Not that the English are having all the fun. In New York, Paul Stuart continues to craft stately robes on the premises of its Madison Avenue flagship. “Our Made on Madison robes feature special construction that’s closer to a suit than a typical robe,” says creative director Ralph Auriemma. “Custom cashmere-suiting fabrics and silk finishes in lieu of your typical terry or cotton elevate our robes beyond loungewear.”
But rocking a robe “beyond loungewear” requires the attitude to match—especially if you’re wearing the look anywhere outside your front door. “There needs to be a certain shamelessness in putting on the robe and showing that you take leisure so seriously that you have garments dedicated to it beyond grey sweatpants,” says style writer and robe aficionado Zachary Weiss. “Once you get over that, it just depends on how shameless you’re willing to be.”
Your mileage will vary, of course, but if you’re searching for a fail-safe way to experiment with the look without going full Julian Schnabel, try a sufficiently robust robe worn as outerwear.
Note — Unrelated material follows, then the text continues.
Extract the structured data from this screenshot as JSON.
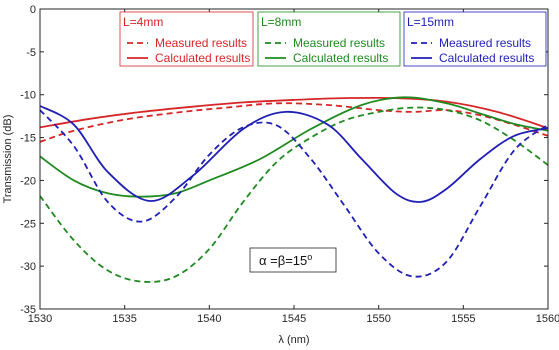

Gownsmith co-founder Tom Beecroft points to the polo coat, a loose, belted garment originally worn by players between chukkas, which served as the inspiration behind the English maker’s “outer gowns”, similarly unstructured and self-belted but available in substantial woollens or camel hair. Meanwhile, its “cardigowns” ditch the lapels and crop the length for a sweater-like utility.
“The whole idea of Gownsmith is for people to feel at home,” Beecroft says. “That’s not just lounging on your sofa, but a comfort that can be found in great materials being draped around you wherever you are.” In other words, home is where the robe is.